Author contributions

X.S., Y.L., and L.A. contributed equally in conceiving the project. X.S. and Y.L. designed the algorithm and software and performed data analysis. X.S., Y.L., and L.A. wrote and revised the manuscript.

Data availability

Below we describe all of the real scRNA-seq datasets used in the current study. All datasets are publicly available and well-studied. The original Jurkat dataset contains about 3200 cells and the expression of 32,738 genes. It is available from https://support.10xgenomics.com/single-cell-gene-expression/datasets. The unique high-quality single nucleotide variants (SNVs) observed in each cell type were used to resolve the cell types. These two types of cells (Jurkat and 293T) are mixed at the ratio of 50:50³¹. To have the rare cell phenomenon, we used the dataset with the Jurkat cell proportion of  ~2.5%²⁰. The PBMC dataset consists of 3362 cells and 33,694 genes sequenced by the 10x Chromium method⁴⁴. It is available from https://singlecell.broadinstitute.org/single_cell/study/SCP424/single-cell-comparison-pbmc-data. The Cell Ranger pipeline (v2.0.0) was used to process the PBMC dataset. Nine cell types were detected based on known marker genes. For the mouse brain dataset, there are 19,972 genes in 3005 cells³². Seven major cell types and 47 molecularly subtypes were identified by the BackSPIN algorithm developed by authors of the original paper. The results were further verified by the authors using known marker genes.
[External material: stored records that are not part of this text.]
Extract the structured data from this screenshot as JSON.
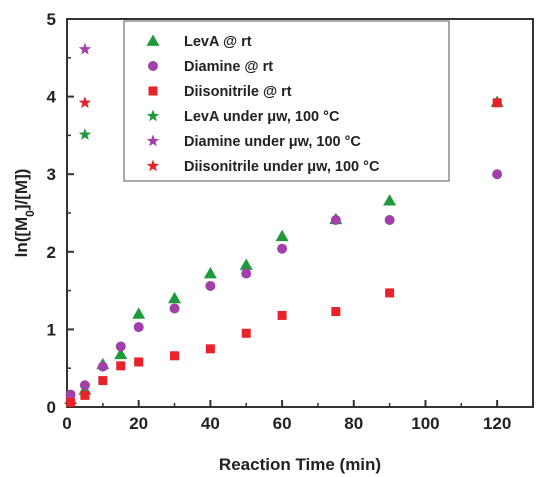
{
  "chart_data": {
    "type": "scatter",
    "xlabel": "Reaction Time (min)",
    "ylabel": "ln([M0]/[M])",
    "ylabel_parts": {
      "pre": "ln([M",
      "sub": "0",
      "post": "]/[M])"
    },
    "xlim": [
      0,
      130
    ],
    "ylim": [
      0,
      5
    ],
    "x_ticks": [
      0,
      20,
      40,
      60,
      80,
      100,
      120
    ],
    "y_ticks": [
      0,
      1,
      2,
      3,
      4,
      5
    ],
    "legend_position": "top-center (inside plot)",
    "grid": false,
    "series": [
      {
        "name": "LevA @ rt",
        "marker": "triangle",
        "color": "#1f9a3a",
        "points": [
          [
            1,
            0.1
          ],
          [
            5,
            0.22
          ],
          [
            10,
            0.55
          ],
          [
            15,
            0.68
          ],
          [
            20,
            1.2
          ],
          [
            30,
            1.4
          ],
          [
            40,
            1.72
          ],
          [
            50,
            1.83
          ],
          [
            60,
            2.2
          ],
          [
            75,
            2.42
          ],
          [
            90,
            2.66
          ],
          [
            120,
            3.93
          ]
        ]
      },
      {
        "name": "Diamine @ rt",
        "marker": "circle",
        "color": "#a040a8",
        "points": [
          [
            1,
            0.16
          ],
          [
            5,
            0.28
          ],
          [
            10,
            0.52
          ],
          [
            15,
            0.78
          ],
          [
            20,
            1.03
          ],
          [
            30,
            1.27
          ],
          [
            40,
            1.56
          ],
          [
            50,
            1.72
          ],
          [
            60,
            2.04
          ],
          [
            75,
            2.41
          ],
          [
            90,
            2.41
          ],
          [
            120,
            3.0
          ]
        ]
      },
      {
        "name": "Diisonitrile @ rt",
        "marker": "square",
        "color": "#e8212a",
        "points": [
          [
            1,
            0.06
          ],
          [
            5,
            0.15
          ],
          [
            10,
            0.34
          ],
          [
            15,
            0.53
          ],
          [
            20,
            0.58
          ],
          [
            30,
            0.66
          ],
          [
            40,
            0.75
          ],
          [
            50,
            0.95
          ],
          [
            60,
            1.18
          ],
          [
            75,
            1.23
          ],
          [
            90,
            1.47
          ],
          [
            120,
            3.92
          ]
        ]
      },
      {
        "name": "LevA under μw, 100 °C",
        "marker": "star",
        "color": "#1f9a3a",
        "points": [
          [
            5,
            3.51
          ]
        ]
      },
      {
        "name": "Diamine under μw, 100 °C",
        "marker": "star",
        "color": "#a040a8",
        "points": [
          [
            5,
            4.61
          ]
        ]
      },
      {
        "name": "Diisonitrile under μw, 100 °C",
        "marker": "star",
        "color": "#e8212a",
        "points": [
          [
            5,
            3.92
          ]
        ]
      }
    ]
  }
}
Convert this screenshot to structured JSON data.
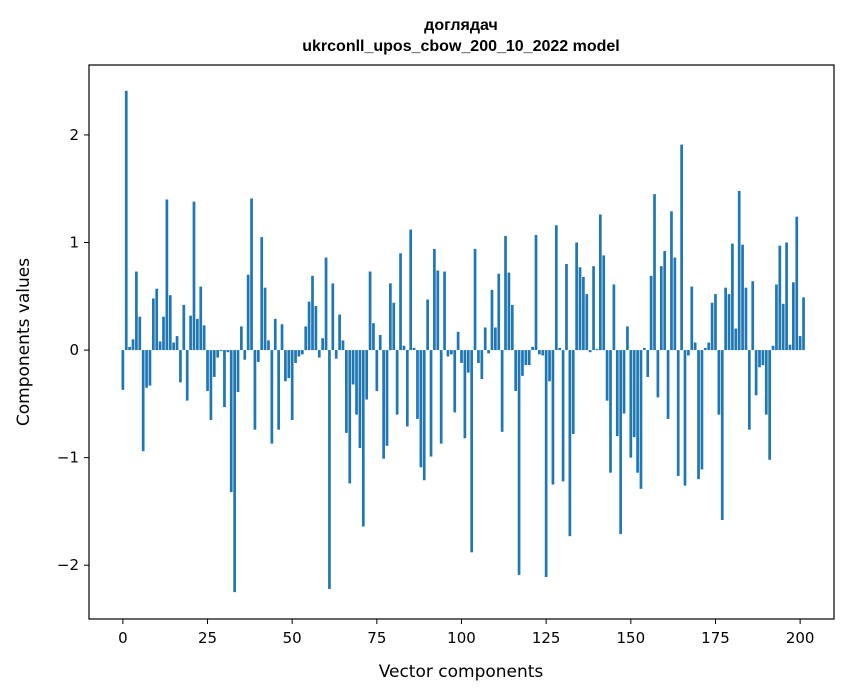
{
  "chart_data": {
    "type": "bar",
    "title_line1": "доглядач",
    "title_line2": "ukrconll_upos_cbow_200_10_2022 model",
    "xlabel": "Vector components",
    "ylabel": "Components values",
    "xlim": [
      -10,
      210
    ],
    "ylim": [
      -2.5,
      2.65
    ],
    "xticks": [
      0,
      25,
      50,
      75,
      100,
      125,
      150,
      175,
      200
    ],
    "yticks": [
      -2,
      -1,
      0,
      1,
      2
    ],
    "ytick_labels": [
      "−2",
      "−1",
      "0",
      "1",
      "2"
    ],
    "bar_color": "#1f77b4",
    "values": [
      -0.37,
      2.41,
      0.03,
      0.1,
      0.73,
      0.31,
      -0.94,
      -0.35,
      -0.33,
      0.48,
      0.57,
      0.08,
      0.31,
      1.4,
      0.51,
      0.07,
      0.13,
      -0.3,
      0.42,
      -0.47,
      0.32,
      1.38,
      0.29,
      0.59,
      0.23,
      -0.38,
      -0.65,
      -0.25,
      -0.07,
      -0.01,
      -0.53,
      -0.02,
      -1.32,
      -2.25,
      -0.39,
      0.22,
      -0.09,
      0.7,
      1.41,
      -0.74,
      -0.11,
      1.05,
      0.58,
      0.09,
      -0.87,
      0.29,
      -0.74,
      0.24,
      -0.29,
      -0.26,
      -0.65,
      -0.12,
      -0.06,
      -0.04,
      0.22,
      0.45,
      0.69,
      0.41,
      -0.07,
      0.11,
      0.86,
      -2.22,
      0.62,
      -0.08,
      0.33,
      0.09,
      -0.77,
      -1.24,
      -0.32,
      -0.6,
      -0.91,
      -1.64,
      -0.46,
      0.73,
      0.25,
      -0.38,
      0.14,
      -1.01,
      -0.89,
      0.62,
      0.44,
      -0.6,
      0.9,
      0.04,
      -0.71,
      1.12,
      0.02,
      -0.64,
      -1.09,
      -1.21,
      0.47,
      -0.99,
      0.94,
      0.74,
      -0.87,
      0.73,
      -0.06,
      -0.04,
      -0.58,
      0.17,
      -0.12,
      -0.82,
      -0.21,
      -1.88,
      0.94,
      -0.12,
      -0.27,
      0.21,
      -0.03,
      0.56,
      0.21,
      0.71,
      -0.76,
      1.06,
      0.72,
      0.42,
      -0.38,
      -2.09,
      -0.24,
      -0.14,
      -0.14,
      0.03,
      1.07,
      -0.04,
      -0.05,
      -2.11,
      -0.29,
      -1.25,
      1.16,
      0.02,
      -1.22,
      0.8,
      -1.73,
      -0.78,
      1.0,
      0.77,
      0.68,
      0.52,
      -0.02,
      0.78,
      0.01,
      1.26,
      0.88,
      -0.47,
      -1.14,
      0.61,
      -0.8,
      -1.71,
      -0.59,
      0.22,
      -1.0,
      -0.81,
      -1.14,
      -1.29,
      0.02,
      -0.25,
      0.69,
      1.45,
      -0.44,
      0.78,
      0.92,
      -0.64,
      1.29,
      0.86,
      -1.17,
      1.91,
      -1.26,
      -0.05,
      0.59,
      0.07,
      -1.2,
      -1.11,
      0.02,
      0.07,
      0.44,
      0.52,
      -0.6,
      -1.58,
      0.58,
      0.52,
      0.99,
      0.2,
      1.48,
      0.98,
      0.58,
      -0.74,
      0.64,
      -0.42,
      -0.16,
      -0.14,
      -0.6,
      -1.02,
      0.04,
      0.61,
      0.97,
      0.43,
      1.0,
      0.05,
      0.63,
      1.24,
      0.13,
      0.49
    ]
  }
}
The mouse brain dataset is available from https://storage.googleapis.com/linnarsson-lab-www-blobs/blobs/cortex/expression_mRNA_17-Aug-2014.txt.

Code availability

The EDGE R package is freely available on GitHub (https://github.com/shawnstat/EDGE).

Competing interests

The authors declare no competing interests.

Supplementary information

Supplementary information is available for this paper at 10.1038/s41467-020-19465-7.